April showers brings May flowers
....or at least that’s the way the old adage goes!
I’m not going to go into whether this is factually accurate, but speaking to my grandpa, who has been a gardener for his whole life, he isn’t convinced that a months’ worth of rain is all it takes to grow a few flowers, it turns out it might be a bit more complicated than that. Having said that a bit of rain certainly helps and if we need to be told to persevere through something that we don’t enjoy too much, so that we can experience something wonderful, that certainly isn’t a bad life lesson for us all to take on board.
The theory of April
I don’t know whether you’ll have looked at where the month of April got its name from. One theory is that the name is rooted in the Latin Aprilis which is derived from the Latin aperire meaning “to open” – perhaps a reference to the opening or blossoming of flowers and trees, a common occurrence throughout the month of April (copious aforementioned rain notwithstanding). Another theory holds that since months were often named for gods and goddess and since Aphrilis is derived from the Greek “Aphrodite,” one can surmise that the month was named for the Greek goddess of love.
Fresh spring vegetables
Whatever the case may be, much as I might not be fan of the downpours, there are some things that I do love about April and new fresh spring vegetables are definitely one of them. The month generally sees us enjoy wonderful spring greens, crackling perfectly in a buttery pan with plenty of sea salt and freshly pestled pepper. Fresh spiky watercress at its best and glorious fresh peas popped straight from their pod-homes.
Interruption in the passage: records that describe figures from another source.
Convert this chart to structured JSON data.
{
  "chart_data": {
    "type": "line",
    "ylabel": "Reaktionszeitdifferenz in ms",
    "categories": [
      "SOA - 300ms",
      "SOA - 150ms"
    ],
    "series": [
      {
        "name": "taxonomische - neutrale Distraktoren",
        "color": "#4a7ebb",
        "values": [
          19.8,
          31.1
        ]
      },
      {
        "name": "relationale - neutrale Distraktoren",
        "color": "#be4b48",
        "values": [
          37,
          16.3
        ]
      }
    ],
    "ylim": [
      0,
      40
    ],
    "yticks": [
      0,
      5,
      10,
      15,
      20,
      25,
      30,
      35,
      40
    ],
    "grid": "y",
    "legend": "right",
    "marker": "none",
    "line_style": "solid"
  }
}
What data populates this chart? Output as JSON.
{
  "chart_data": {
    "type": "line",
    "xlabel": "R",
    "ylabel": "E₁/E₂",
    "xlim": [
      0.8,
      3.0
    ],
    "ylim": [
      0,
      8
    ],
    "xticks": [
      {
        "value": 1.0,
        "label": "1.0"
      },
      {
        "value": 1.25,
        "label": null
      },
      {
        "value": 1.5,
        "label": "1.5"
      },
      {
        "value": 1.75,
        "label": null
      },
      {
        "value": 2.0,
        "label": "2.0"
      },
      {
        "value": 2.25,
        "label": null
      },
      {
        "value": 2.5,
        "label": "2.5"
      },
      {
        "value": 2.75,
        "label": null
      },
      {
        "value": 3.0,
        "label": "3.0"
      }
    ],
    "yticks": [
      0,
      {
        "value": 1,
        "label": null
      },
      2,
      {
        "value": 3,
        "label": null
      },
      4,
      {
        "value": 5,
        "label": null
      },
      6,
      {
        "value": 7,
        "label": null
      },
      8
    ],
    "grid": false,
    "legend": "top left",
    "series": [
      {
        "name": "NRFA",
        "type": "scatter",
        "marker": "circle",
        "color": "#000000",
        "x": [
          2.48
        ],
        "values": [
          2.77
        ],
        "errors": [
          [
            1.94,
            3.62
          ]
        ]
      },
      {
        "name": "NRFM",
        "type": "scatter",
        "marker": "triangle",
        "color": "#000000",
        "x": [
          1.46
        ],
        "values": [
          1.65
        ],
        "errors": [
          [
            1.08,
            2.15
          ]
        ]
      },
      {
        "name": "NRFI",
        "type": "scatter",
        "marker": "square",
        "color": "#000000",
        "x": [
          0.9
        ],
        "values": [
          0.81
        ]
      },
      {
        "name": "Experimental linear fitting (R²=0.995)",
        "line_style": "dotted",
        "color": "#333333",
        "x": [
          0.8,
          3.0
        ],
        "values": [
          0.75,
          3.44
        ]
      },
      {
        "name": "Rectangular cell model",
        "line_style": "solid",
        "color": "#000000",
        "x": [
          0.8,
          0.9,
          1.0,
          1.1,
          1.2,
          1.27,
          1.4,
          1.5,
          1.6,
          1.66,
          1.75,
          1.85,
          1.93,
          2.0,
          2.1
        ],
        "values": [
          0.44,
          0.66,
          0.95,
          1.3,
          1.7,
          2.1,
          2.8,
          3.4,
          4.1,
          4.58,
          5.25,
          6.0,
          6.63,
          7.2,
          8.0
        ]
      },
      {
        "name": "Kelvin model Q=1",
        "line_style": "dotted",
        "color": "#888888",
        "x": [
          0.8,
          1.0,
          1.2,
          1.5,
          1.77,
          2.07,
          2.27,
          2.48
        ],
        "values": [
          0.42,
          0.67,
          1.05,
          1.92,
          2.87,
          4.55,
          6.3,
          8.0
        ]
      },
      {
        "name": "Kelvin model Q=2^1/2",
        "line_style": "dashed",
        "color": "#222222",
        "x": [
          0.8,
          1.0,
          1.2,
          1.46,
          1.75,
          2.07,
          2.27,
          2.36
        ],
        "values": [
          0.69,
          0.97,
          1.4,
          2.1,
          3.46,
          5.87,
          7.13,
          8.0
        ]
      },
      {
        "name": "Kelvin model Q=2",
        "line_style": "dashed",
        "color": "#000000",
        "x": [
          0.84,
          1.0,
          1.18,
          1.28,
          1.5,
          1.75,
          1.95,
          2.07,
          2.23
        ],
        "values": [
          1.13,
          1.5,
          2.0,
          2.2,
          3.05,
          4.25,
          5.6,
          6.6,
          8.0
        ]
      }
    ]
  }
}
Roasted Cauliflower and spices
Our lettuce starts to get fresher, lighter and crunchier, lambs lettuce being one of my personal favourites. Cauliflower is at its peak right now as well, please don’t boil it to within a second of its existence, instead try roasting it with a few spices from your cupboard; cumin, chilli & coriander seeds works a treat. Keep a look out for asparagus as well, the season’s first tips might be with us by the end of the month.
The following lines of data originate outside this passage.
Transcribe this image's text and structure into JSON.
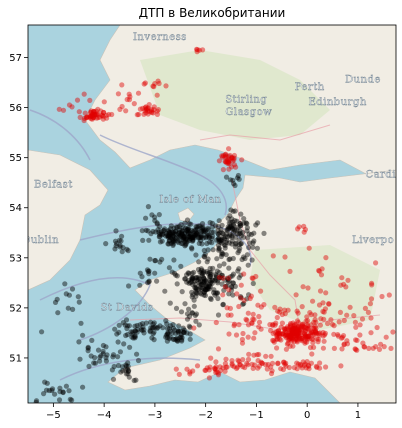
{
  "chart_data": {
    "type": "scatter",
    "title": "ДТП в Великобритании",
    "xlabel": "",
    "ylabel": "",
    "xlim": [
      -5.5,
      1.75
    ],
    "ylim": [
      50.1,
      57.65
    ],
    "xticks": [
      -5,
      -4,
      -3,
      -2,
      -1,
      0,
      1
    ],
    "yticks": [
      51,
      52,
      53,
      54,
      55,
      56,
      57
    ],
    "grid": false,
    "legend": "none",
    "background": "OpenStreetMap tiles",
    "series": [
      {
        "color": "#000000",
        "clusters": [
          {
            "x": -2.6,
            "y": 53.45,
            "sx": 0.25,
            "sy": 0.1,
            "n": 120
          },
          {
            "x": -2.0,
            "y": 53.45,
            "sx": 0.25,
            "sy": 0.12,
            "n": 90
          },
          {
            "x": -1.4,
            "y": 53.55,
            "sx": 0.2,
            "sy": 0.18,
            "n": 70
          },
          {
            "x": -1.7,
            "y": 53.1,
            "sx": 0.35,
            "sy": 0.25,
            "n": 60
          },
          {
            "x": -2.05,
            "y": 52.5,
            "sx": 0.18,
            "sy": 0.15,
            "n": 110
          },
          {
            "x": -1.5,
            "y": 52.4,
            "sx": 0.2,
            "sy": 0.2,
            "n": 40
          },
          {
            "x": -2.9,
            "y": 52.7,
            "sx": 0.25,
            "sy": 0.2,
            "n": 30
          },
          {
            "x": -3.2,
            "y": 51.55,
            "sx": 0.3,
            "sy": 0.12,
            "n": 55
          },
          {
            "x": -2.55,
            "y": 51.45,
            "sx": 0.15,
            "sy": 0.1,
            "n": 40
          },
          {
            "x": -2.3,
            "y": 51.85,
            "sx": 0.3,
            "sy": 0.15,
            "n": 20
          },
          {
            "x": -4.0,
            "y": 51.1,
            "sx": 0.25,
            "sy": 0.15,
            "n": 30
          },
          {
            "x": -3.6,
            "y": 50.75,
            "sx": 0.2,
            "sy": 0.12,
            "n": 20
          },
          {
            "x": -4.9,
            "y": 50.35,
            "sx": 0.25,
            "sy": 0.12,
            "n": 20
          },
          {
            "x": -4.8,
            "y": 52.1,
            "sx": 0.25,
            "sy": 0.3,
            "n": 15
          },
          {
            "x": -3.8,
            "y": 53.25,
            "sx": 0.25,
            "sy": 0.1,
            "n": 15
          },
          {
            "x": -1.4,
            "y": 54.55,
            "sx": 0.1,
            "sy": 0.05,
            "n": 8
          },
          {
            "x": -3.0,
            "y": 53.8,
            "sx": 0.1,
            "sy": 0.1,
            "n": 8
          }
        ]
      },
      {
        "color": "#e10000",
        "clusters": [
          {
            "x": -0.2,
            "y": 51.5,
            "sx": 0.22,
            "sy": 0.1,
            "n": 180
          },
          {
            "x": 0.3,
            "y": 51.6,
            "sx": 0.5,
            "sy": 0.25,
            "n": 70
          },
          {
            "x": -0.9,
            "y": 51.7,
            "sx": 0.5,
            "sy": 0.35,
            "n": 60
          },
          {
            "x": -1.3,
            "y": 50.9,
            "sx": 0.4,
            "sy": 0.1,
            "n": 45
          },
          {
            "x": -0.2,
            "y": 50.85,
            "sx": 0.4,
            "sy": 0.05,
            "n": 35
          },
          {
            "x": -2.0,
            "y": 50.75,
            "sx": 0.3,
            "sy": 0.08,
            "n": 20
          },
          {
            "x": 0.5,
            "y": 52.4,
            "sx": 0.6,
            "sy": 0.4,
            "n": 35
          },
          {
            "x": 1.2,
            "y": 51.3,
            "sx": 0.3,
            "sy": 0.15,
            "n": 15
          },
          {
            "x": -1.4,
            "y": 52.3,
            "sx": 0.3,
            "sy": 0.3,
            "n": 15
          },
          {
            "x": -4.15,
            "y": 55.85,
            "sx": 0.15,
            "sy": 0.05,
            "n": 45
          },
          {
            "x": -3.15,
            "y": 55.95,
            "sx": 0.12,
            "sy": 0.05,
            "n": 25
          },
          {
            "x": -3.6,
            "y": 56.15,
            "sx": 0.3,
            "sy": 0.15,
            "n": 15
          },
          {
            "x": -4.6,
            "y": 55.95,
            "sx": 0.2,
            "sy": 0.15,
            "n": 10
          },
          {
            "x": -2.95,
            "y": 56.5,
            "sx": 0.15,
            "sy": 0.05,
            "n": 8
          },
          {
            "x": -2.1,
            "y": 57.15,
            "sx": 0.05,
            "sy": 0.02,
            "n": 5
          },
          {
            "x": -1.55,
            "y": 54.95,
            "sx": 0.1,
            "sy": 0.1,
            "n": 35
          },
          {
            "x": -0.1,
            "y": 53.6,
            "sx": 0.1,
            "sy": 0.05,
            "n": 5
          }
        ]
      }
    ]
  },
  "map": {
    "water_color": "#aad3df",
    "land_color": "#f2efe9",
    "place_labels": [
      {
        "text": "Inverness",
        "x": -2.9,
        "y": 57.35
      },
      {
        "text": "Perth",
        "x": 0.05,
        "y": 56.35
      },
      {
        "text": "Dunde",
        "x": 1.1,
        "y": 56.5
      },
      {
        "text": "Stirling",
        "x": -1.2,
        "y": 56.1
      },
      {
        "text": "Edinburgh",
        "x": 0.6,
        "y": 56.05
      },
      {
        "text": "Glasgow",
        "x": -1.15,
        "y": 55.85
      },
      {
        "text": "Belfast",
        "x": -5.0,
        "y": 54.4
      },
      {
        "text": "Isle of Man",
        "x": -2.3,
        "y": 54.1
      },
      {
        "text": "Liverpo",
        "x": 1.3,
        "y": 53.3
      },
      {
        "text": "St Davids",
        "x": -3.55,
        "y": 51.95
      },
      {
        "text": "Dublin",
        "x": -5.25,
        "y": 53.3
      },
      {
        "text": "Cardi",
        "x": 1.45,
        "y": 54.6
      }
    ]
  }
}
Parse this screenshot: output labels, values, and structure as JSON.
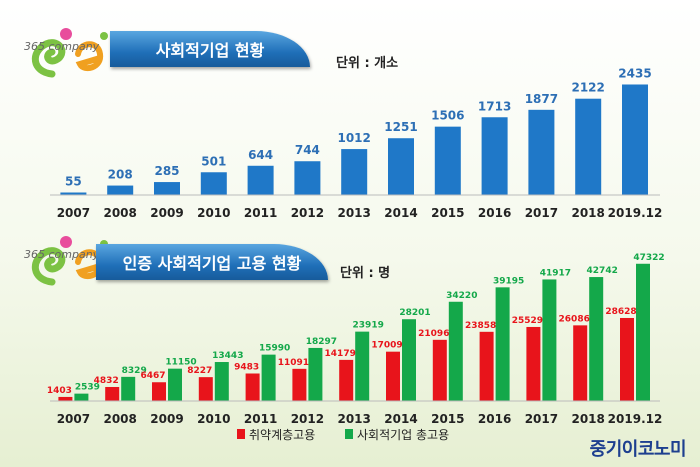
{
  "charts": {
    "top": {
      "title": "사회적기업 현황",
      "unit": "단위 : 개소"
    },
    "bottom": {
      "title": "인증 사회적기업 고용 현황",
      "unit": "단위 : 명"
    }
  },
  "logo_text": "365 company",
  "brand": "중기이코노미",
  "colors": {
    "blue": "#1f78c8",
    "red": "#e8141b",
    "green": "#14a84a",
    "blue_label": "#2d6fb5"
  },
  "chart_data": [
    {
      "type": "bar",
      "title": "사회적기업 현황",
      "unit": "단위 : 개소",
      "categories": [
        "2007",
        "2008",
        "2009",
        "2010",
        "2011",
        "2012",
        "2013",
        "2014",
        "2015",
        "2016",
        "2017",
        "2018",
        "2019.12"
      ],
      "values": [
        55,
        208,
        285,
        501,
        644,
        744,
        1012,
        1251,
        1506,
        1713,
        1877,
        2122,
        2435
      ],
      "ylim": [
        0,
        2600
      ],
      "grid": false
    },
    {
      "type": "bar",
      "title": "인증 사회적기업 고용 현황",
      "unit": "단위 : 명",
      "categories": [
        "2007",
        "2008",
        "2009",
        "2010",
        "2011",
        "2012",
        "2013",
        "2014",
        "2015",
        "2016",
        "2017",
        "2018",
        "2019.12"
      ],
      "series": [
        {
          "name": "취약계층고용",
          "values": [
            1403,
            4832,
            6467,
            8227,
            9483,
            11091,
            14179,
            17009,
            21096,
            23858,
            25529,
            26086,
            28628
          ]
        },
        {
          "name": "사회적기업 총고용",
          "values": [
            2539,
            8329,
            11150,
            13443,
            15990,
            18297,
            23919,
            28201,
            34220,
            39195,
            41917,
            42742,
            47322
          ]
        }
      ],
      "ylim": [
        0,
        50000
      ],
      "legend": "bottom-center",
      "grid": false
    }
  ]
}
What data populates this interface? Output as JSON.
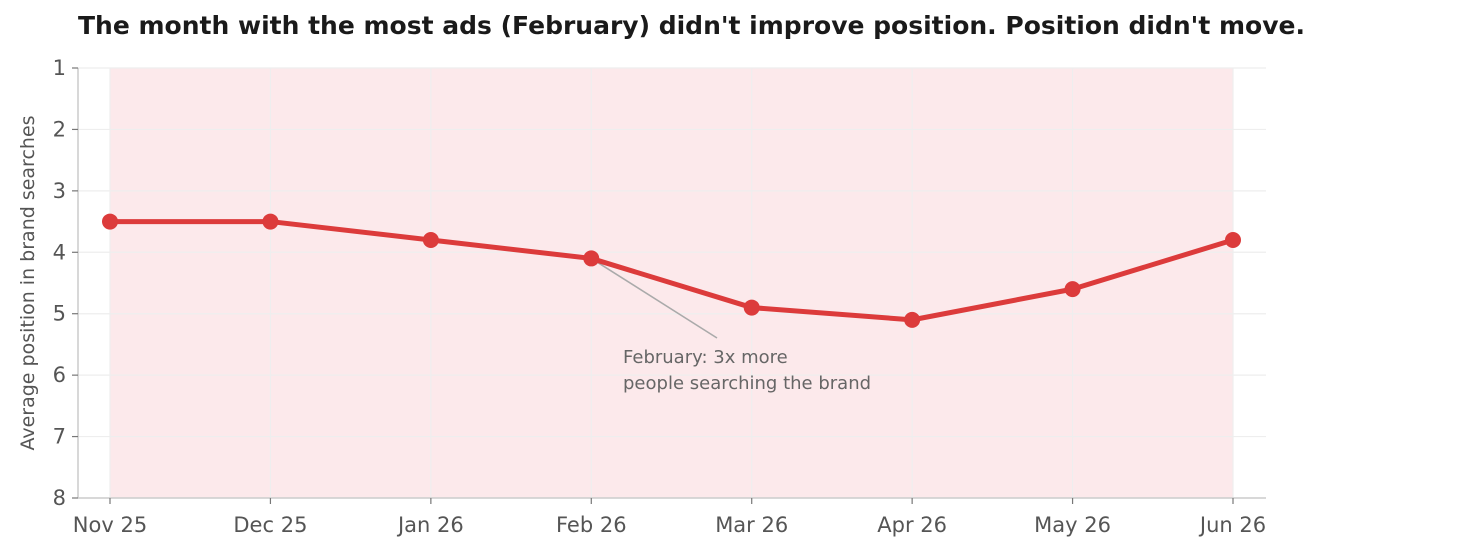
{
  "chart_data": {
    "type": "line",
    "title": "The month with the most ads (February) didn't improve position. Position didn't move.",
    "xlabel": "",
    "ylabel": "Average position in brand searches",
    "categories": [
      "Nov 25",
      "Dec 25",
      "Jan 26",
      "Feb 26",
      "Mar 26",
      "Apr 26",
      "May 26",
      "Jun 26"
    ],
    "series": [
      {
        "values": [
          3.5,
          3.5,
          3.8,
          4.1,
          4.9,
          5.1,
          4.6,
          3.8
        ]
      }
    ],
    "ylim": [
      1,
      8
    ],
    "y_inverted": true,
    "yticks": [
      "1",
      "2",
      "3",
      "4",
      "5",
      "6",
      "7",
      "8"
    ],
    "grid": true,
    "annotation": {
      "lines": [
        "February: 3x more",
        "people searching the brand"
      ],
      "category": "Feb 26"
    },
    "colors": {
      "line": "#dc3b3b",
      "band": "#fce9eb",
      "grid": "#eeeeee",
      "axis": "#cccccc",
      "annotation_arrow": "#aaaaaa"
    }
  }
}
Rhubarb for the perfect crumble
Finally if you want something for pudding right now don’t look any further than rhubarb, it makes the perfect crumble or if you want something a bit lighter slice it into sticks and poach in a little sugar, water and vanilla and serve with a scoop of vanilla ice cream.
So my advice for keeping your chin up for the rainy days ahead is to pop down to your local veg stall on the market, go to your greengrocer if you’re lucky enough to have a good one, or see your nearest farm shop, see what’s new out of the ground and tuck in!